Assessing the Value of an Indicator Species for Wetland Quality, Connectivity, and Wildlife in the Great Lakes Basin
Project (Phase I) Completed! See our Publications Page
Despite decades of conservation efforts to create, enhance, and restore wetlands throughout the U.S., nearly one-third of these important ecosystems were found by the Environmental Protection Agency to be in poor condition. This status of wetlands across the nation can be expected to negatively impact a host of native wetland-associated species, including the muskrat (Ondatra zibethicus). Muskrats can dramatically alter wetland composition by both creating open-water spaces and reducing invasive vegetative (i.e., hybrid and non-native cattail species) through herbivory. This role serves an essential function in wetland conservation and quality by preventing the loss of habitat heterogeneity and thereby promoting wetland biodiversity. However, although muskrats are widespread and often locally abundant, wildlife professionals and trappers agree that populations in the eastern half of the U.S. have declined substantially during recent decades.

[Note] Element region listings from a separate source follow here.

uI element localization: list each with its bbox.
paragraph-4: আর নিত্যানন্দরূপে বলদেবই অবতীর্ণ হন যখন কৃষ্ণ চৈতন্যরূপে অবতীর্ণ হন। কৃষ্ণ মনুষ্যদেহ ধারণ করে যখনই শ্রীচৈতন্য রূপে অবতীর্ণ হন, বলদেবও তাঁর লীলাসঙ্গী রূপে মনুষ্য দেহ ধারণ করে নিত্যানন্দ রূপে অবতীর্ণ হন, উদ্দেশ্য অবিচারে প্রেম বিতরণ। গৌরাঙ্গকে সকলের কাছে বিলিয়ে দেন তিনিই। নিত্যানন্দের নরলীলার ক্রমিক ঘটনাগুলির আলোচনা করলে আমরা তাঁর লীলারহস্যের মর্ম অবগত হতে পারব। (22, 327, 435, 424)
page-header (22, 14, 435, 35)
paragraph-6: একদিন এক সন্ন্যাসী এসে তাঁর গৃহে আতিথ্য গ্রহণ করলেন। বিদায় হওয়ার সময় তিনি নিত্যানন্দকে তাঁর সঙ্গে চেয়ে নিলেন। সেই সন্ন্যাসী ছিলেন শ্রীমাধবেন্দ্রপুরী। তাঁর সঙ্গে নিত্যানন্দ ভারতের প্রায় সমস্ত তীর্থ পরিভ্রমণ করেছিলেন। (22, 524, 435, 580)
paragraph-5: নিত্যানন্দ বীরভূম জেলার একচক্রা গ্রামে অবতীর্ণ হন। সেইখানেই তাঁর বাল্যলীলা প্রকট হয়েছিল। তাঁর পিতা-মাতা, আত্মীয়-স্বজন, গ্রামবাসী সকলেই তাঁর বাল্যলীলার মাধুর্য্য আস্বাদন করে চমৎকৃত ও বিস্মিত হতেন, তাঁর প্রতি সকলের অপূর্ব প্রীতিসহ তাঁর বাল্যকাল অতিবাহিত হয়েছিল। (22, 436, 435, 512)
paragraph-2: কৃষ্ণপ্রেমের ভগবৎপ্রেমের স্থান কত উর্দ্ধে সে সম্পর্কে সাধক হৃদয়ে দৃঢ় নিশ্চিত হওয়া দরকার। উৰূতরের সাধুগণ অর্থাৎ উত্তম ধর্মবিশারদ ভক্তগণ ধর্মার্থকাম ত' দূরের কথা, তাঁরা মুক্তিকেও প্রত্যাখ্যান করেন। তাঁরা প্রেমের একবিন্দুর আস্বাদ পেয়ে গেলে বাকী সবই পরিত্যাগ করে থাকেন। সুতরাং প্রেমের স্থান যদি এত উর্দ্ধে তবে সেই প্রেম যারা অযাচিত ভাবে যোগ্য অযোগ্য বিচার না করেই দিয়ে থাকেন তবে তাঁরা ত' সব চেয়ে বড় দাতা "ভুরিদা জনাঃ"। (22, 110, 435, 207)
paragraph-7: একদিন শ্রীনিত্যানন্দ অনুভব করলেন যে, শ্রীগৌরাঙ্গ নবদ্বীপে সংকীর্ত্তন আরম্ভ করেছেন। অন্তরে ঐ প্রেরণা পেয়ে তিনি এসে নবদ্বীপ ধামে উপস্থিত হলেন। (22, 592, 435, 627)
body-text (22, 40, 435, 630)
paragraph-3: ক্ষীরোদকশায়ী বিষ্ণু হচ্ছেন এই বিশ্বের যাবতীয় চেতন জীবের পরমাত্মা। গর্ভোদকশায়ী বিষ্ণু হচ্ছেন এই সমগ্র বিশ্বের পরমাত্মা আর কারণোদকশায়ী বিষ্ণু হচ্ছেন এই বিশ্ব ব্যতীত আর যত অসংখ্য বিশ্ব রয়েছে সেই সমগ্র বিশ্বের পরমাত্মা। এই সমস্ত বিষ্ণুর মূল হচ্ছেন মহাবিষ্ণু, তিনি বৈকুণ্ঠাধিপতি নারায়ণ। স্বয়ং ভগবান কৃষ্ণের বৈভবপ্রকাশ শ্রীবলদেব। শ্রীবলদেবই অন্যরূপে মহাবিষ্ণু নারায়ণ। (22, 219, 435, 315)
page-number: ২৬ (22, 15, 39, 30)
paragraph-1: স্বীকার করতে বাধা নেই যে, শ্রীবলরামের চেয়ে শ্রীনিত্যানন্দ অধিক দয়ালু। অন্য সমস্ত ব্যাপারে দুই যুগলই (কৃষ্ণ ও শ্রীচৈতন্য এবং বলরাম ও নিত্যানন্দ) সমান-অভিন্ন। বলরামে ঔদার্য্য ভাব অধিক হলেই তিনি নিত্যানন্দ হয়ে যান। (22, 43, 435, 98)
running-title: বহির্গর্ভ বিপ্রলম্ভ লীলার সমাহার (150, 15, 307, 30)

Our project aims to explore the relationship between muskrat abundance and wetland condition, including to assess the value of the muskrat as an indicator species for wetland quality, connectivity, and associated wildlife in the Great Lakes Basin. We are compiling and evaluating long-term datasets from multiple sources pertaining to muskrat abundance (e.g., harvest, hut counts), wetland quality, and additional sensitive wetland-wildlife species. We intend to develop models to test the reliability of using muskrats as an indicator species for wetland conditions in the Great Lakes Basin. Based on our results, we will make recommendations for implementing a consistent monitoring program to assess muskrat populations and wetland quality for the Great Lakes Basin and eastern half of the U.S.
Fig. 1. Minimum harvest of muskrats by region based on estimated state-level harvests in the U.S. (Association of Fish and Wildlife Agencies 2017).
Fig. 2. Our study area includes the U.S. states that fall within the Great Lakes Basin.